Cette déclaration a fait bondir Hassenjee Ruhomally. «En 2019, mon compte a été supprimé après une blague, et je suis resté comme ça pendant deux ans», avance l’informaticien. Il explique qu’à chaque fois qu’il a tenté de créer un compte, même avec une nouvelle adresse email, il a été bloqué tout de suite. «Un ami m’avait créé un compte en France. Tout marchait bien. Mais lorsque j’ai récupéré les identifiants pour me connecter à Maurice, c’était la même histoire.» Comme il a été développeur pour Facebook, il a pu solliciter ses contacts pour savoir d’où vient le problème. C’est là qu’il a appris qu’il a été bloqué par un centre de modération car il avait été signalé comme «security threat for the country».

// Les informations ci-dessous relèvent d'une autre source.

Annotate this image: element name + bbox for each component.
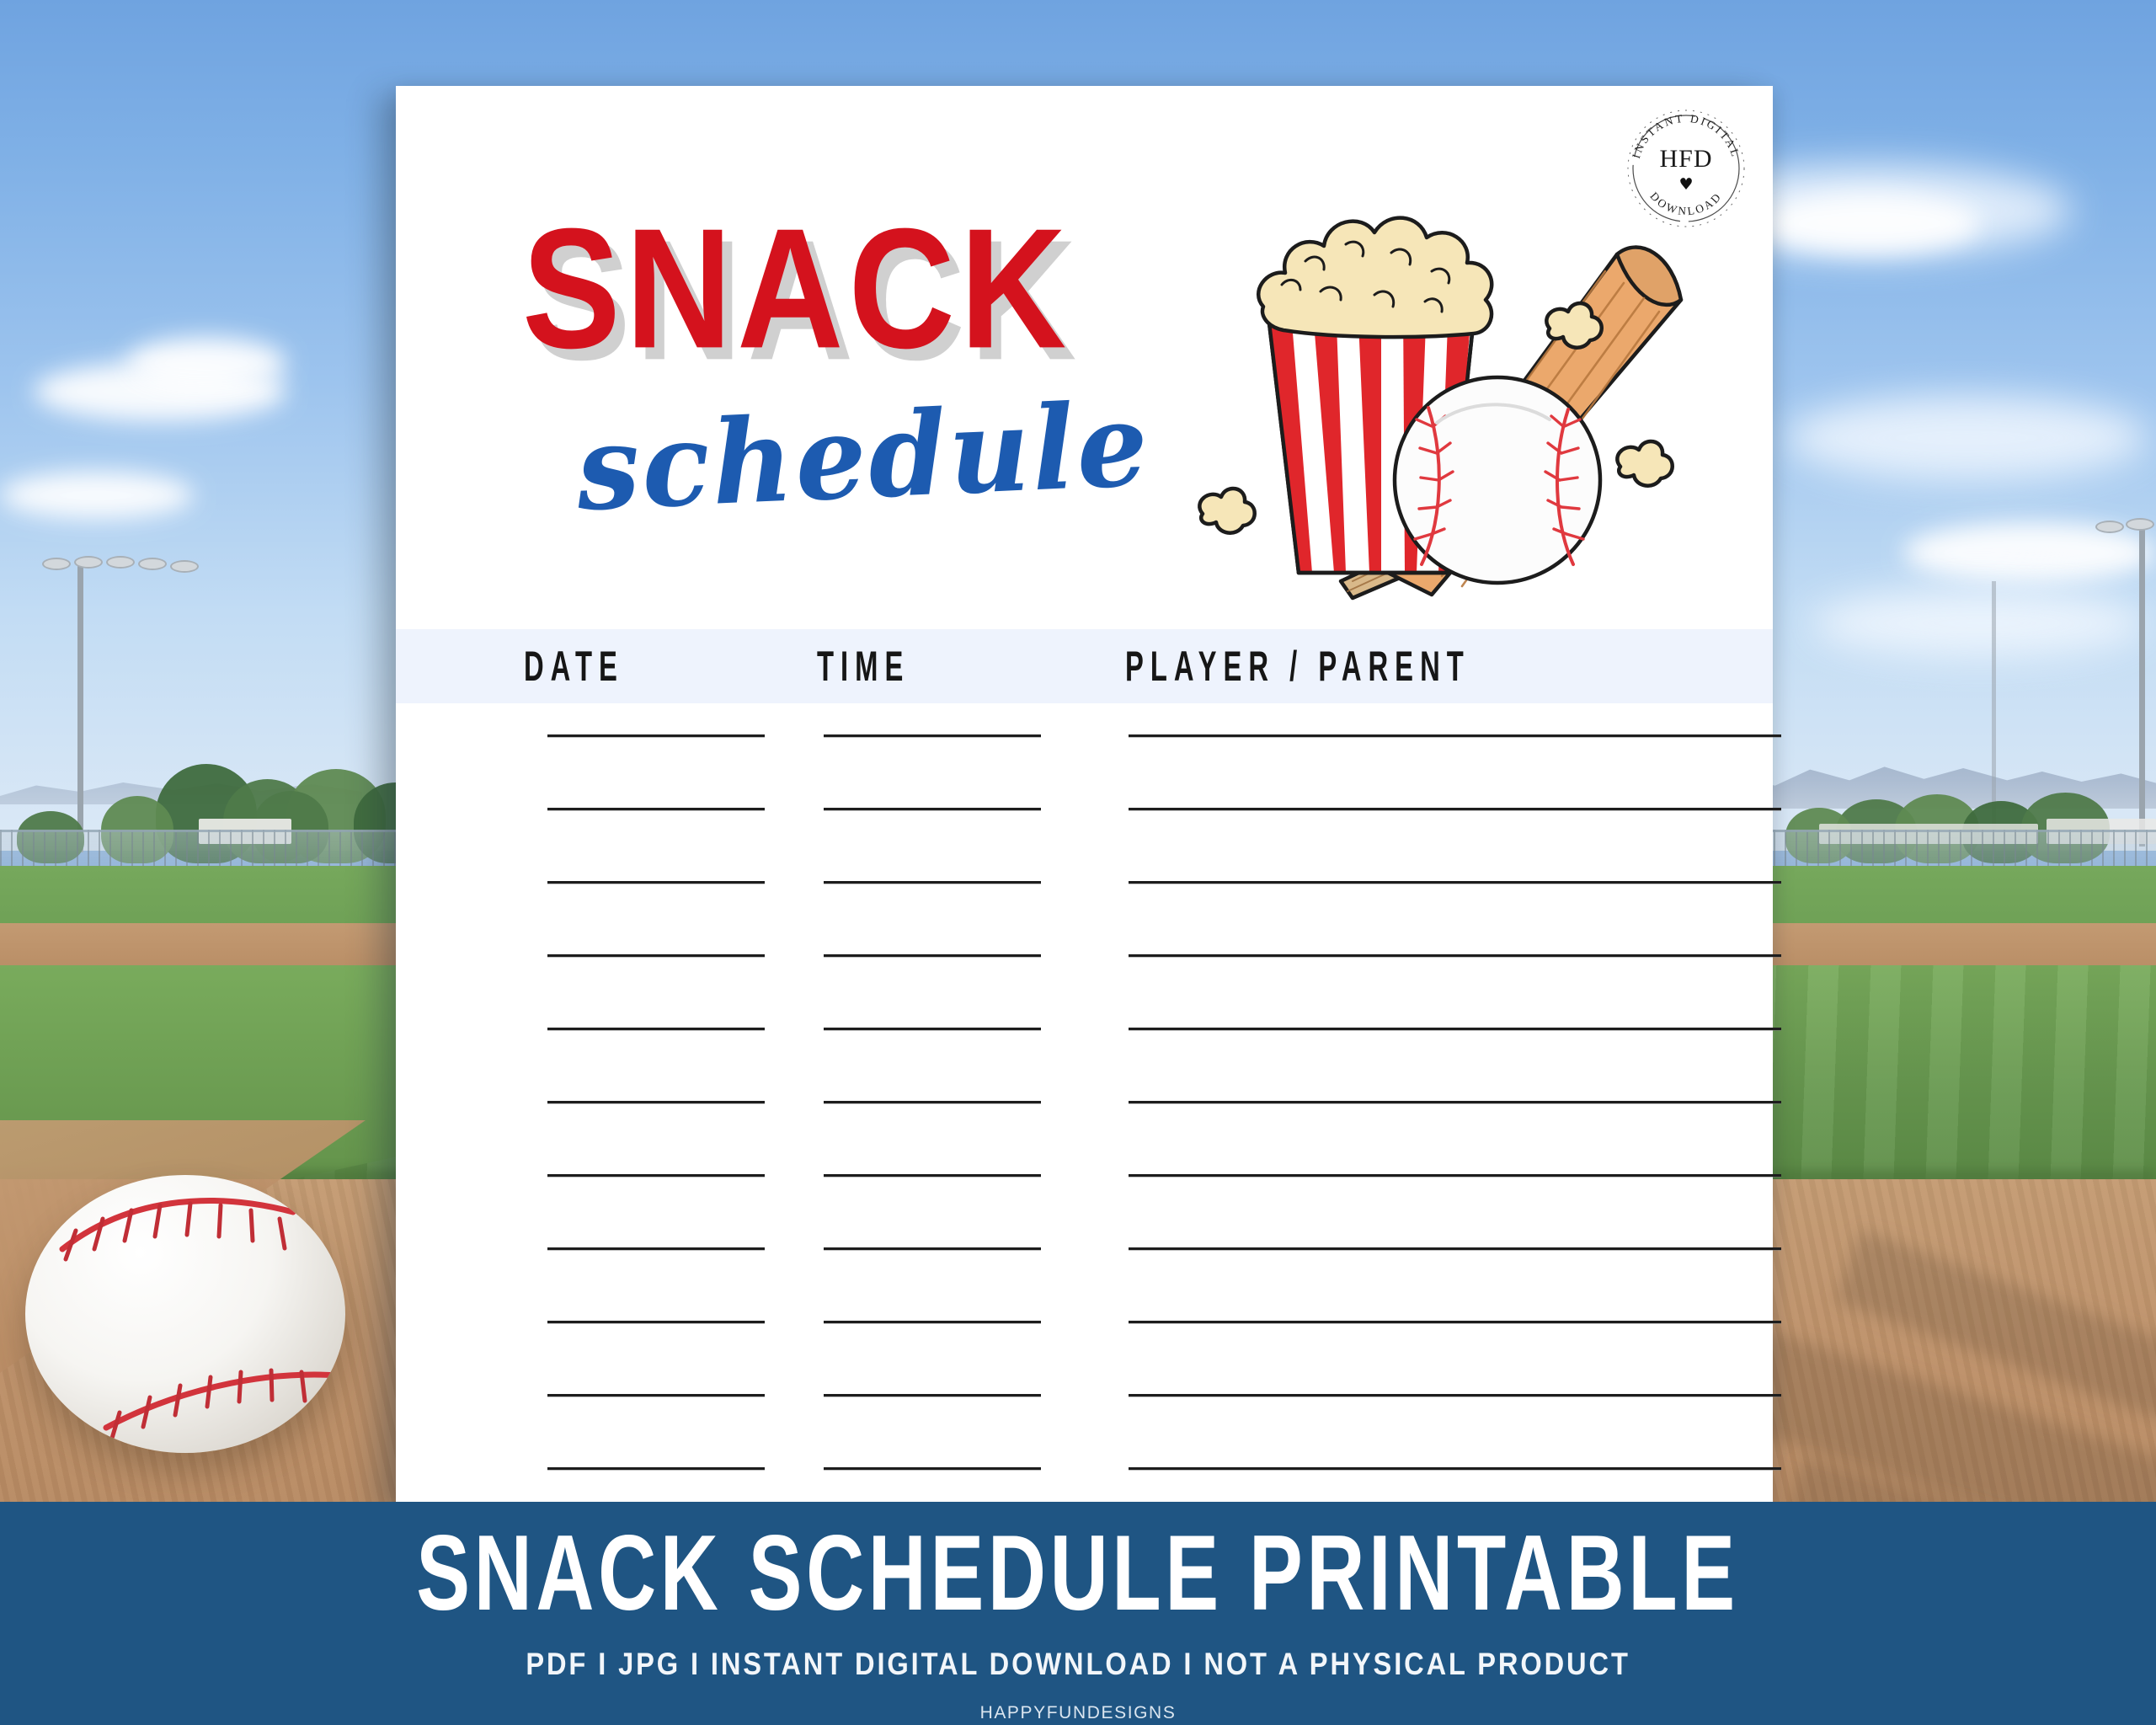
write-line-pp[interactable] <box>1129 954 1781 957</box>
column-header-time: TIME <box>817 642 910 690</box>
baseball-icon <box>1395 377 1600 583</box>
pole-lamp <box>106 556 135 569</box>
write-line-date[interactable] <box>547 1028 765 1030</box>
pole-lamp <box>2126 518 2154 531</box>
foreground-baseball <box>25 1175 345 1453</box>
write-line-pp[interactable] <box>1129 1394 1781 1397</box>
write-line-pp[interactable] <box>1129 1321 1781 1323</box>
write-line-time[interactable] <box>824 1247 1041 1250</box>
pole-lamp <box>138 558 167 570</box>
schedule-row <box>396 1028 1773 1101</box>
cloud <box>126 337 286 389</box>
write-line-time[interactable] <box>824 954 1041 957</box>
write-line-pp[interactable] <box>1129 1174 1781 1177</box>
page-title-snack: SNACK <box>522 211 1071 368</box>
banner-subtitle: PDF I JPG I INSTANT DIGITAL DOWNLOAD I N… <box>526 1647 1630 1682</box>
schedule-row <box>396 954 1773 1028</box>
write-line-pp[interactable] <box>1129 1247 1781 1250</box>
write-line-date[interactable] <box>547 734 765 737</box>
bottom-banner: SNACK SCHEDULE PRINTABLE PDF I JPG I INS… <box>0 1502 2156 1725</box>
write-line-time[interactable] <box>824 808 1041 810</box>
write-line-time[interactable] <box>824 734 1041 737</box>
write-line-date[interactable] <box>547 1174 765 1177</box>
schedule-row <box>396 1394 1773 1467</box>
write-line-time[interactable] <box>824 1101 1041 1103</box>
write-line-date[interactable] <box>547 1247 765 1250</box>
printable-page: INSTANT DIGITAL DOWNLOAD HFD ♥ SNACK sch… <box>396 86 1773 1505</box>
column-header-player-parent: PLAYER / PARENT <box>1125 642 1470 690</box>
write-line-pp[interactable] <box>1129 881 1781 884</box>
table-header-row: DATE TIME PLAYER / PARENT <box>396 629 1773 703</box>
schedule-row <box>396 1101 1773 1174</box>
write-line-time[interactable] <box>824 1321 1041 1323</box>
write-line-date[interactable] <box>547 1321 765 1323</box>
popcorn-mound-icon <box>1258 218 1492 338</box>
write-line-time[interactable] <box>824 881 1041 884</box>
write-line-date[interactable] <box>547 1394 765 1397</box>
pole-lamp <box>74 556 103 569</box>
write-line-time[interactable] <box>824 1467 1041 1470</box>
schedule-row <box>396 808 1773 881</box>
schedule-row <box>396 734 1773 808</box>
write-line-pp[interactable] <box>1129 1101 1781 1103</box>
cloud <box>1811 590 2148 657</box>
schedule-rows <box>396 734 1773 1541</box>
cloud <box>0 472 194 519</box>
cloud <box>1760 194 1979 253</box>
write-line-pp[interactable] <box>1129 1467 1781 1470</box>
write-line-pp[interactable] <box>1129 808 1781 810</box>
schedule-row <box>396 1321 1773 1394</box>
page-title-schedule: schedule <box>574 387 1152 528</box>
pole-lamp <box>170 560 199 573</box>
write-line-pp[interactable] <box>1129 1028 1781 1030</box>
write-line-pp[interactable] <box>1129 734 1781 737</box>
schedule-row <box>396 1247 1773 1321</box>
banner-brand: HAPPYFUNDESIGNS <box>980 1703 1177 1723</box>
write-line-date[interactable] <box>547 881 765 884</box>
screenshot-stage: INSTANT DIGITAL DOWNLOAD HFD ♥ SNACK sch… <box>0 0 2156 1725</box>
pole-lamp <box>2095 521 2124 533</box>
schedule-row <box>396 881 1773 954</box>
write-line-date[interactable] <box>547 954 765 957</box>
banner-title: SNACK SCHEDULE PRINTABLE <box>417 1520 1739 1627</box>
write-line-date[interactable] <box>547 1101 765 1103</box>
schedule-row <box>396 1174 1773 1247</box>
pole-lamp <box>42 558 71 570</box>
write-line-time[interactable] <box>824 1394 1041 1397</box>
write-line-date[interactable] <box>547 1467 765 1470</box>
popcorn-bat-baseball-illustration <box>1179 126 1718 623</box>
column-header-date: DATE <box>524 642 624 690</box>
write-line-time[interactable] <box>824 1174 1041 1177</box>
write-line-time[interactable] <box>824 1028 1041 1030</box>
write-line-date[interactable] <box>547 808 765 810</box>
title-block: SNACK schedule <box>396 86 1246 532</box>
cloud <box>1785 396 2148 480</box>
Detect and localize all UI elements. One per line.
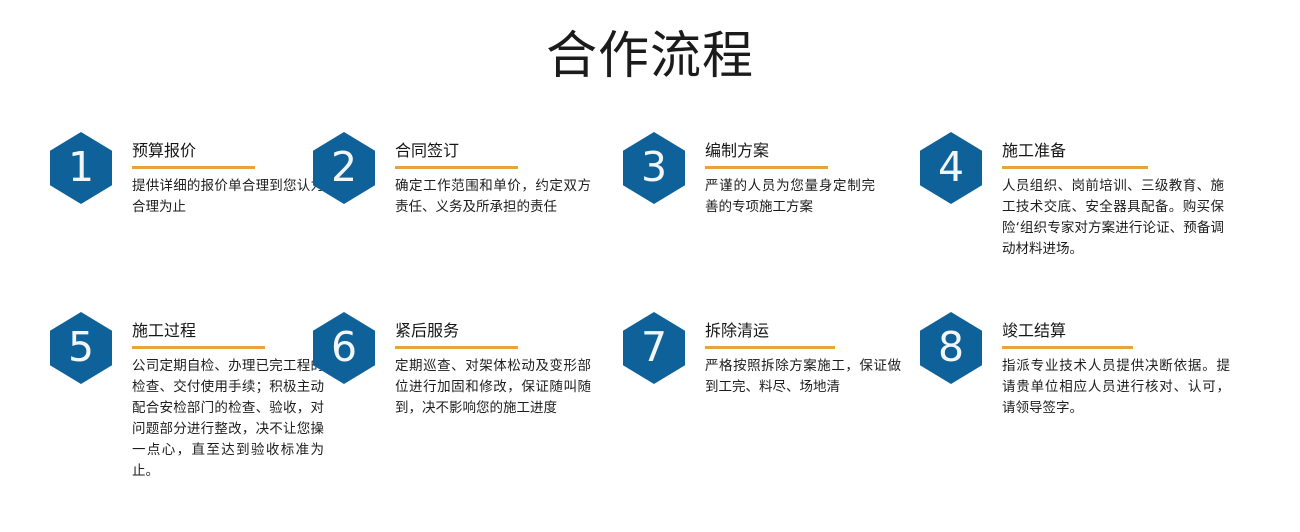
step-8-badge: 8 bbox=[920, 308, 988, 384]
hexagon-icon: 3 bbox=[623, 132, 685, 204]
title-underline bbox=[705, 166, 828, 169]
title-underline bbox=[1002, 346, 1133, 349]
step-3-text: 编制方案 严谨的人员为您量身定制完善的专项施工方案 bbox=[691, 128, 910, 218]
hexagon-icon: 8 bbox=[920, 312, 982, 384]
step-title: 施工准备 bbox=[1002, 141, 1300, 161]
step-number: 6 bbox=[331, 327, 357, 368]
step-description: 提供详细的报价单合理到您认为合理为止 bbox=[132, 176, 324, 218]
step-1-badge: 1 bbox=[50, 128, 118, 204]
process-step-row-bottom: 5 施工过程 公司定期自检、办理已完工程的检查、交付使用手续；积极主动配合安检部… bbox=[0, 308, 1300, 482]
process-step-3: 3 编制方案 严谨的人员为您量身定制完善的专项施工方案 bbox=[610, 128, 910, 218]
title-underline bbox=[132, 346, 265, 349]
title-underline bbox=[132, 166, 255, 169]
title-underline bbox=[1002, 166, 1148, 169]
process-step-4: 4 施工准备 人员组织、岗前培训、三级教育、施工技术交底、安全器具配备。购买保险… bbox=[910, 128, 1300, 260]
step-number: 7 bbox=[641, 327, 667, 368]
step-description: 定期巡查、对架体松动及变形部位进行加固和修改，保证随叫随到，决不影响您的施工进度 bbox=[395, 356, 591, 419]
hexagon-icon: 1 bbox=[50, 132, 112, 204]
step-6-badge: 6 bbox=[313, 308, 381, 384]
title-underline bbox=[395, 166, 518, 169]
step-1-text: 预算报价 提供详细的报价单合理到您认为合理为止 bbox=[118, 128, 305, 218]
step-description: 公司定期自检、办理已完工程的检查、交付使用手续；积极主动配合安检部门的检查、验收… bbox=[132, 356, 324, 482]
step-title: 紧后服务 bbox=[395, 321, 610, 341]
step-number: 3 bbox=[641, 147, 667, 188]
step-title: 拆除清运 bbox=[705, 321, 910, 341]
step-title: 预算报价 bbox=[132, 141, 305, 161]
step-description: 人员组织、岗前培训、三级教育、施工技术交底、安全器具配备。购买保险‘组织专家对方… bbox=[1002, 176, 1224, 260]
step-description: 严谨的人员为您量身定制完善的专项施工方案 bbox=[705, 176, 875, 218]
title-underline bbox=[395, 346, 518, 349]
step-number: 8 bbox=[938, 327, 964, 368]
step-3-badge: 3 bbox=[623, 128, 691, 204]
step-description: 确定工作范围和单价，约定双方责任、义务及所承担的责任 bbox=[395, 176, 591, 218]
hexagon-icon: 6 bbox=[313, 312, 375, 384]
step-4-text: 施工准备 人员组织、岗前培训、三级教育、施工技术交底、安全器具配备。购买保险‘组… bbox=[988, 128, 1300, 260]
step-description: 指派专业技术人员提供决断依据。提请贵单位相应人员进行核对、认可，请领导签字。 bbox=[1002, 356, 1230, 419]
process-step-row-top: 1 预算报价 提供详细的报价单合理到您认为合理为止 2 合同签订 确定工作范围和… bbox=[0, 128, 1300, 306]
process-step-8: 8 竣工结算 指派专业技术人员提供决断依据。提请贵单位相应人员进行核对、认可，请… bbox=[910, 308, 1300, 419]
step-title: 编制方案 bbox=[705, 141, 910, 161]
process-steps-grid: 1 预算报价 提供详细的报价单合理到您认为合理为止 2 合同签订 确定工作范围和… bbox=[0, 128, 1300, 482]
step-title: 竣工结算 bbox=[1002, 321, 1300, 341]
process-step-6: 6 紧后服务 定期巡查、对架体松动及变形部位进行加固和修改，保证随叫随到，决不影… bbox=[305, 308, 610, 419]
step-number: 4 bbox=[938, 147, 964, 188]
step-4-badge: 4 bbox=[920, 128, 988, 204]
step-5-text: 施工过程 公司定期自检、办理已完工程的检查、交付使用手续；积极主动配合安检部门的… bbox=[118, 308, 305, 482]
step-6-text: 紧后服务 定期巡查、对架体松动及变形部位进行加固和修改，保证随叫随到，决不影响您… bbox=[381, 308, 610, 419]
step-number: 2 bbox=[331, 147, 357, 188]
process-step-7: 7 拆除清运 严格按照拆除方案施工，保证做到工完、料尽、场地清 bbox=[610, 308, 910, 398]
hexagon-icon: 2 bbox=[313, 132, 375, 204]
step-7-badge: 7 bbox=[623, 308, 691, 384]
step-5-badge: 5 bbox=[50, 308, 118, 384]
title-underline bbox=[705, 346, 835, 349]
step-2-text: 合同签订 确定工作范围和单价，约定双方责任、义务及所承担的责任 bbox=[381, 128, 610, 218]
step-number: 5 bbox=[68, 327, 94, 368]
step-description: 严格按照拆除方案施工，保证做到工完、料尽、场地清 bbox=[705, 356, 901, 398]
step-title: 施工过程 bbox=[132, 321, 305, 341]
hexagon-icon: 4 bbox=[920, 132, 982, 204]
step-8-text: 竣工结算 指派专业技术人员提供决断依据。提请贵单位相应人员进行核对、认可，请领导… bbox=[988, 308, 1300, 419]
process-step-5: 5 施工过程 公司定期自检、办理已完工程的检查、交付使用手续；积极主动配合安检部… bbox=[0, 308, 305, 482]
step-number: 1 bbox=[68, 147, 94, 188]
step-7-text: 拆除清运 严格按照拆除方案施工，保证做到工完、料尽、场地清 bbox=[691, 308, 910, 398]
step-title: 合同签订 bbox=[395, 141, 610, 161]
process-step-1: 1 预算报价 提供详细的报价单合理到您认为合理为止 bbox=[0, 128, 305, 218]
process-step-2: 2 合同签订 确定工作范围和单价，约定双方责任、义务及所承担的责任 bbox=[305, 128, 610, 218]
page-title: 合作流程 bbox=[0, 26, 1300, 88]
hexagon-icon: 7 bbox=[623, 312, 685, 384]
step-2-badge: 2 bbox=[313, 128, 381, 204]
hexagon-icon: 5 bbox=[50, 312, 112, 384]
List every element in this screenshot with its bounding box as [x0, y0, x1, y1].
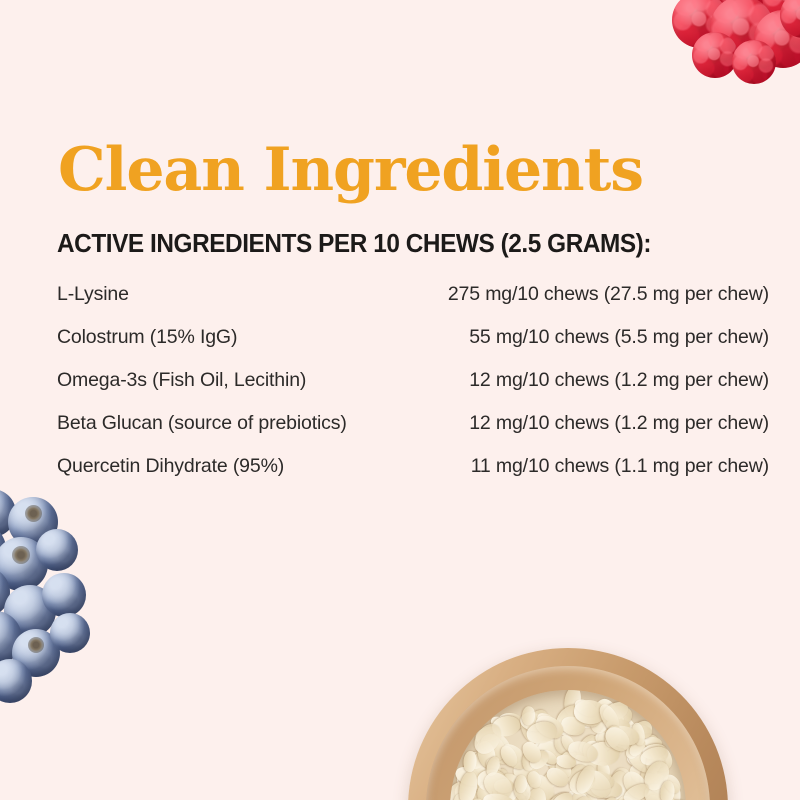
- oat-flake: [585, 705, 612, 725]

Cependant, il est intéressant de noter qu’entre 2017 et juin 2022, les autorités n’ont demandé des informations sur des profils qu’à deux reprises.

Les raisons derrière les retards

Pourquoi certaines affaires prennentelles du temps alors que d’autres sont expédiées ? «Il est difficile de répondre. Cela dépend de l’enquête, des éléments qu’il faut réunir pour pouvoir aller de l’avant», répond l’inspecteur Shiva Coothen. Il explique cependant que, dans tous les cas, lorsqu’une plainte est enregistrée, c’est la police qui enquête. La Cybercrime Unit et l’IT Unit sont sollicitées s’il y a des examens d’appareils à faire. La force policière a aussi une unité de Cyber Patrol. Son rôle, comme expliqué en avril 2021 par l’ASP Chetanandsing Dawonauth, responsable de cette branche, est : «de patrouiller la Toile tout comme les policiers patrouillent les rues. Nous utilisons un ordinateur et nous circulons sur les réseaux sociaux, Facebook, Instagram, WhatsApp, YouTube, entre autres. Si nous tombons sur des posts qui violent la loi ou la computer misuse, nous commençons une enquête et nous prenons les actions qui s’imposent.» Il avait aussi expliqué que, si les membres de cette patrouille virtuelle estiment qu’une publication porte préjudice à quelqu’un ou à un groupe de la société, des enquêtes peuvent être entamées sans qu’il y ait de plainte. Est-ce que cette patrouille est déjà tombée sur les posts de la page Sun TV News ? Du côté des Casernes centrales, on affirme officiellement que la police n’a pas vu ces publications, même pas celle où le judiciaire et le bureau du DPP sont attaqués.